Greenpeace ha cifrado en 170,7 millones de euros el coste de las actuaciones destinadas a reparar y estabilizar las playas de la Comunitat Valenciana. Esta cantidad representa el 70 % del presupuesto previsto para todo el litoral español, que asciende a 246 millones.
La organización ha incluido estos datos en su informe Destrucción a Toda Costa 2026, en el que advierte de la creciente vulnerabilidad del litoral valenciano ante la subida del nivel del mar, los temporales y la falta de sedimentos.
El estudio se ha presentado coincidiendo con la petición de la Comunitat Valenciana, Andalucía, Galicia, Murcia, Baleares y Cantabria para que el Gobierno remita a la Comisión Europea sus alegaciones a la modificación del Reglamento General de Costas.
Greenpeace considera que las aportaciones artificiales de arena no ofrecen una solución duradera. La entidad señala que los temporales erosionan en pocas semanas algunas de las playas regeneradas y reclama priorizar la restauración de dunas y marismas.
La organización ha localizado 32 puntos críticos en la costa valenciana. Entre los daños más destacados menciona el paseo marítimo de Almassora, las pasarelas de Peñíscola y los accesos del Cabo de las Huertas.
El informe también analiza las regeneraciones de Sagunto, Canet d’en Berenguer, Sueca y Cullera. Estas actuaciones han supuesto 42,6 millones de euros y la movilización de tres millones de metros cúbicos de arena, según Greenpeace.
La entidad denuncia además que algunas infraestructuras portuarias dificultan la circulación natural de los sedimentos. En este sentido, relaciona las ampliaciones del Puerto de Castellón con la regresión de las playas de Burriana y atribuye al dique norte del Puerto de València un efecto negativo sobre el litoral situado al sur.

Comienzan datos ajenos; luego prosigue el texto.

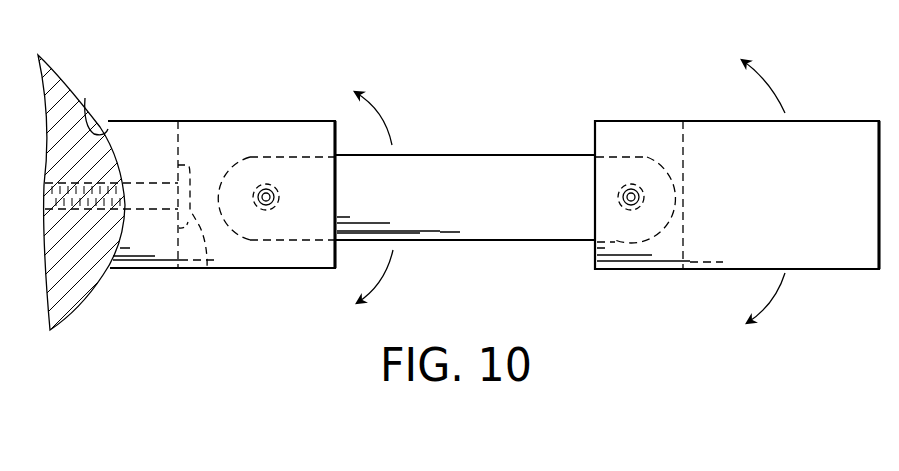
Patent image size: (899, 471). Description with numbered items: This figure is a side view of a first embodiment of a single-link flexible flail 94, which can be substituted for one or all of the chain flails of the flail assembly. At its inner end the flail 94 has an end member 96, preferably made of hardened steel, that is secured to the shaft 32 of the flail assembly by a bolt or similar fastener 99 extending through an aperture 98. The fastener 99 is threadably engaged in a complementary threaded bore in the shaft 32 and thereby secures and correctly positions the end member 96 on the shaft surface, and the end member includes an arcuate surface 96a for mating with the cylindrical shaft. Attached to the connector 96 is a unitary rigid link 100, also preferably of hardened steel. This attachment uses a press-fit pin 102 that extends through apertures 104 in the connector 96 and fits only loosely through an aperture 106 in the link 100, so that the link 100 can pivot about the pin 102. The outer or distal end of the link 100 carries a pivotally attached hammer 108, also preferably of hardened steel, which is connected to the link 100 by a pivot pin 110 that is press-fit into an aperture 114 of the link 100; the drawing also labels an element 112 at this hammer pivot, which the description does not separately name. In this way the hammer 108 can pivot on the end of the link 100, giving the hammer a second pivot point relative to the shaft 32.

The shaft 32 is at (68, 323).
The flexible flail 94 is at (176, 286).
The end member 96 is at (200, 143).
The arcuate surface 96a is at (85, 98).
The aperture 98 is at (148, 182).
The fastener 99 is at (207, 270).
The unitary rigid link 100 is at (435, 185).
The press-fit pin 102 is at (280, 197).
The apertures 104 is at (266, 192).
The aperture 106 is at (258, 230).
The hammer 108 is at (812, 153).
The pivot pin 110 is at (641, 184).
The pivot pin 112 is at (623, 197).
The aperture 114 is at (627, 184).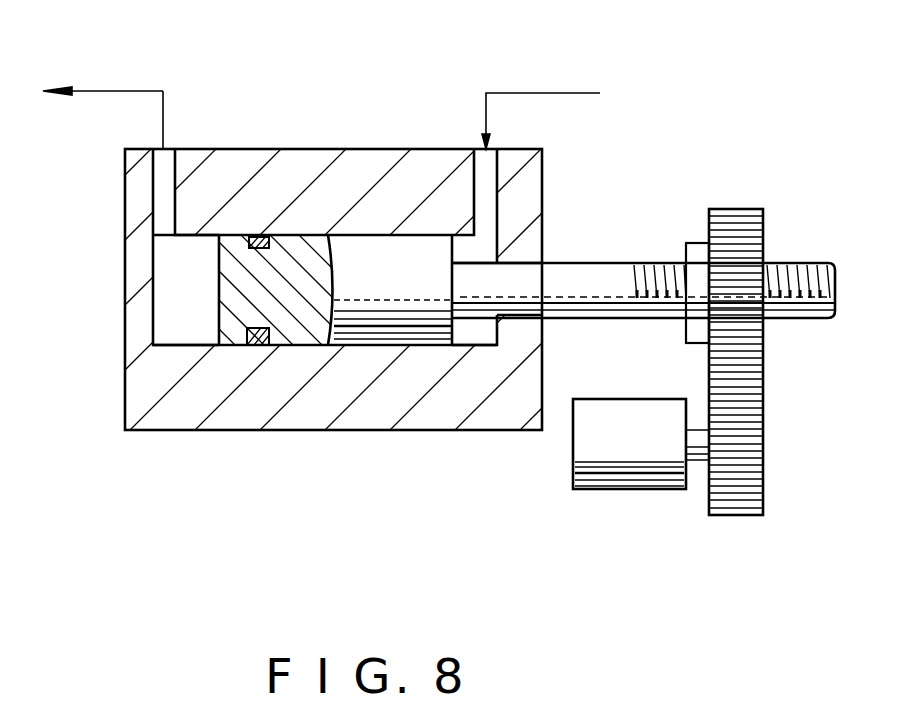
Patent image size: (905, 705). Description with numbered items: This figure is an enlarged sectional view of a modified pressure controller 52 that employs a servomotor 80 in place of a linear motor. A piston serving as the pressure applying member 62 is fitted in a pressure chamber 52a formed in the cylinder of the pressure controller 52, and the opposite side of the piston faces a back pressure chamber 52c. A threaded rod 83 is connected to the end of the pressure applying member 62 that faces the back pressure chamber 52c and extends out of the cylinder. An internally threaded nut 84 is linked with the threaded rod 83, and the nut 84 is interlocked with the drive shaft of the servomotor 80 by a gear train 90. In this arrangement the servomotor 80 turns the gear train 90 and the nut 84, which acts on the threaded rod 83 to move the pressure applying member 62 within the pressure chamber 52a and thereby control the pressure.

The pressure controller 52 is at (334, 135).
The pressure chamber 52a is at (182, 306).
The back pressure chamber 52c is at (467, 333).
The pressure applying member 62 is at (368, 358).
The threaded rod 83 is at (570, 278).
The internally threaded nut 84 is at (697, 247).
The servomotor 80 is at (632, 490).
The gear train 90 is at (769, 451).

Tavernes de la Valldigna aparece en el informe como uno de los enclaves más vulnerables. Greenpeace sostiene que la playa seca se ha reducido desde los 50 metros registrados en los años sesenta hasta unos cinco metros en la actualidad.
El calentamiento del Mediterráneo también afecta a la biodiversidad
Greenpeace advierte de que el calentamiento del Mediterráneo está afectando a los ecosistemas marinos. El informe señala la presencia de la microalga Gambierdiscus australis en Dénia y Xàbia y la acumulación de microplásticos en los fondos de Alicante y Benidorm.
La organización también vincula el aumento de la temperatura del agua con la disminución del tamaño medio y la capacidad reproductiva del boquerón y la sardina.
El documento cita además varios conflictos urbanísticos y territoriales, como el PAI de Llíber, los suelos protegidos de Serra Gelada en Benidorm y el proyecto de tres rascacielos junto a la playa del Acequión, en Torrevieja.
Greenpeace critica que algunas administraciones y partidos políticos cuestionen la Ley de Costas para mantener construcciones en zonas de riesgo. A juicio de la organización, la protección del litoral debe adaptarse a una realidad marcada por el cambio climático.
Seis autonomías reclaman participación en el expediente europeo
La Generalitat y los gobiernos de Andalucía, Galicia, Murcia, Baleares y Cantabria han pedido al Ministerio para la Transición Ecológica que traslade a la Comisión Europea las alegaciones formuladas durante el trámite de información pública.
Las comunidades sostienen que Bruselas debe conocer su posición antes de resolver el procedimiento de infracción abierto contra España. También expresan dudas jurídicas y competenciales sobre la decisión de modificar únicamente el Reglamento General de Costas.
El vicepresidente tercero de la Generalitat, Vicente Martínez Mus, ha señalado que las autonomías cuentan con competencias directas en litoral, ordenación territorial, medio ambiente, puertos, pesca y acuicultura.
Greenpeace reclama, por su parte, abandonar la construcción de nuevas estructuras rígidas, frenar los proyectos en zonas inundables y recuperar el aporte natural de arena desde los ríos. También plantea planificar la retirada de viviendas e infraestructuras que no puedan mantenerse de forma sostenible.